The DB function calculates the depreciation of an asset for a specified period by using the fixed-declining balance method.

DB takes 5 required arguments and no optional arguments:

Syntax: DB(cost, salvage, life, period, month)

#1)
Using the DB function:
#2)
The arguments for the DB function are:
Argument Required? Description
cost Required The initial cost of the asset.
salvage Required The value at the end of the depreciation (the salvage value of the asset). This value can be 0.
life Required The number of periods over which the asset is being depreciated (the useful life of the asset).
period Required The period for which you want to calculate the depreciation.
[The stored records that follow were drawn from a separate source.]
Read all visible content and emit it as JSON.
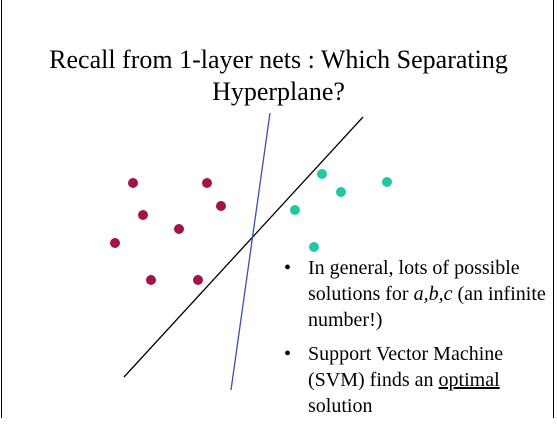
{
  "slide": {
    "title_line1": "Recall from 1-layer nets : Which Separating",
    "title_line2": "Hyperplane?",
    "bullet_symbol": "•",
    "bullet1": {
      "text_a": "In general, lots of possible solutions for ",
      "vars": "a,b,c",
      "text_b": " (an infinite number!)"
    },
    "bullet2": {
      "text_a": "Support Vector Machine (SVM) finds an ",
      "emph": "optimal",
      "text_b": " solution"
    }
  },
  "colors": {
    "class_a": "#a0144a",
    "class_b": "#22c7a3",
    "line_black": "#000000",
    "line_blue": "#3a4fb0"
  }
}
Period must use the same units as life.
month Required The number of months in the first year. If month is omitted, it is assumed to be 12.
#3)
Under the hood:
The fixed-declining balance method computes depreciation at a fixed rate. DB uses the following formulas to calculate depreciation for a period:
(cost - total depreciation from prior periods) * rate
where:
rate = 1 - ((salvage / cost) ^ (1 / life)), rounded to three decimal places


Depreciation for the first and last periods is a special case. For the first period, DB uses this formula:
cost * rate * month / 12


For the last period, DB uses this formula:
((cost - total depreciation from prior periods) * rate * (12 - month)) / 12

Summary

The DB function calculates the depreciation of an asset for a specified period by using the fixed-declining balance method.